If you choose to stay on hormone replacement therapy, ask your doctor to re-evaluate you once a year to look at risk vs. benefits. Remember, hormones are strong drugs. Staying on hormones longer than five years is no longer advisable, if you are not receiving a benefit.

2. Is any type of hormone therapy safer?

Unfortunately, no one knows for sure.
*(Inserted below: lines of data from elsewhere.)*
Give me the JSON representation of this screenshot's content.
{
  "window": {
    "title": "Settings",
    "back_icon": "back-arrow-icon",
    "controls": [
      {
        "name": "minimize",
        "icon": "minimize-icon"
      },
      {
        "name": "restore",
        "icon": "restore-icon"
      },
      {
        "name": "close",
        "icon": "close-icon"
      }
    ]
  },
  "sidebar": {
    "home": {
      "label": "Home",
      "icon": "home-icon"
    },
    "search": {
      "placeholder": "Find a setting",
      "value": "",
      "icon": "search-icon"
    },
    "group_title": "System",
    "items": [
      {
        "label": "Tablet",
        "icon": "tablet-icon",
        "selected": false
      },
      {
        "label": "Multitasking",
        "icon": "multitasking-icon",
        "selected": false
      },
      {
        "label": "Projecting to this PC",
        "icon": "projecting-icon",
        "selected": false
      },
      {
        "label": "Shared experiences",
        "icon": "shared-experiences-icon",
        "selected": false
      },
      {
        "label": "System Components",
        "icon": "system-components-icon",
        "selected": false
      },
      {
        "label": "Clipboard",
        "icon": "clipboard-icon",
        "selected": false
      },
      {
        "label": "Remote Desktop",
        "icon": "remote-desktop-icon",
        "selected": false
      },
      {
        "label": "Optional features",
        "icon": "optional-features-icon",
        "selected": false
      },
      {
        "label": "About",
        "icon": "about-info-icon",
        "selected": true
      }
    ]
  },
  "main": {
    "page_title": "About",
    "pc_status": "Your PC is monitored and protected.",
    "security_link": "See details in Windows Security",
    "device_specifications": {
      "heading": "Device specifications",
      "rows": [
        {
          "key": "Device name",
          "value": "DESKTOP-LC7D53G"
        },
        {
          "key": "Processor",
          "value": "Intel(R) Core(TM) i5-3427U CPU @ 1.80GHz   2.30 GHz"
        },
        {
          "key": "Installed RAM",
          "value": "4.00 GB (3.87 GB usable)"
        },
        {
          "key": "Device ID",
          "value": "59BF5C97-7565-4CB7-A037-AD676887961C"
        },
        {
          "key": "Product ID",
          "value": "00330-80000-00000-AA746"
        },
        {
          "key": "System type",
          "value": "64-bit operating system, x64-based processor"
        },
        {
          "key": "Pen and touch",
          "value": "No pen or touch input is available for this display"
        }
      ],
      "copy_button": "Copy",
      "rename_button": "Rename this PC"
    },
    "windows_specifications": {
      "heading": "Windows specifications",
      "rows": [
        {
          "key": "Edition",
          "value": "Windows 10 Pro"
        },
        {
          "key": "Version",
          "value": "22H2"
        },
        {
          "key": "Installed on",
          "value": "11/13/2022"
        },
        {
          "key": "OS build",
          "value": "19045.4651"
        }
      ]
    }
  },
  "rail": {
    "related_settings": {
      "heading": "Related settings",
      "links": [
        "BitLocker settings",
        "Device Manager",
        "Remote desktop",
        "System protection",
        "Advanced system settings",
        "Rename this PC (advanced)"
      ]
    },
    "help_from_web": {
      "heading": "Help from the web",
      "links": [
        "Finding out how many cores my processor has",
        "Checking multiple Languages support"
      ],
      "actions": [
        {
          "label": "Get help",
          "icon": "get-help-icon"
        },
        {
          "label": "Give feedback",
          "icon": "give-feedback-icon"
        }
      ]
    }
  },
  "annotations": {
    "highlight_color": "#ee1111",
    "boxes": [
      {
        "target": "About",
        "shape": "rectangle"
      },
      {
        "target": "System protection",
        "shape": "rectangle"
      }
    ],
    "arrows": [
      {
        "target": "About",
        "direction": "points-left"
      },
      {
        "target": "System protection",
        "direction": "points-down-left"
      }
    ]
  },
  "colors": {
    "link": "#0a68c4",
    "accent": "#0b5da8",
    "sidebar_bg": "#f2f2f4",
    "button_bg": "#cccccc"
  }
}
About 20 million American women take some form of estrogen therapy -- in pills, patches, or creams -- but few of these treatments have been carefully studied for long-term risks.

The standard hormone replacement therapy that increased risks in the Women's Health Initiative is conjugated equine estrogen (made from horse urine) at 0.625 milligrams a day, combined with a synthetic progestin called medroxyprogesterone acetate at 2.5 milligrams a day. (Women who have their uteruses must take a progesterone with estrogen, because estrogen alone increases the risk of uterine cancer.) This combination is used by about 6 million American women and is sold under many brand names: Prempro, Premphase, Femhrt, Activella, and Ortho-Prefest.

Here's a summary of what's known -- and not known -- about other options:

Low-dose hormone replacement therapy: Some doctors believe that lower doses of hormone replacement therapy can offer the benefits without the risks. Studies do indicate that lower doses of estrogen and progestin (about half the dose as in Prempro) can relieve hot flashes and vaginal dryness. Theoretically, lower doses may pose less risk to breast tissue and heart health, but studies have not yet been done.

Estrogen Alone: Women who've had their uteruses removed through hysterectomy can take conjugated equine estrogen supplements without progestin. We've known for years that taking estrogen alone can increase the risk of uterine cancer, which is why women who have their uteruses also take progestin.

A study published in 2002 in The Journal of the American Medical Association showed that women who take estrogen also increase their risk of ovarian cancer. Researchers observed that the risk rose the longer the women were on estrogen. For example, women on estrogen for at least 20 years were more than three times as likely to develop ovarian cancer as women who did not take the pills. However, this was an observational study, which means researchers looked at the outcomes of women who chose estrogen, but they didn't divide the women into estrogen and placebo groups. 

Bio-Identical Estrogen Patches, Creams, or Vaginal Rings: These forms of estrogen are closer to the estrogen naturally produced by a woman's body and are effective against hot flashes and vaginal dryness. Also, they help build bone. They're sold under the brand names Estraderm, Climara, Vivelle, and Alora. Theoretically, estrogen delivered through the skin, thus bypassing the liver and digestive system, could pose less risk to breast tissue and cardiovascular health. However, studies have not yet been done to definitively answer the question.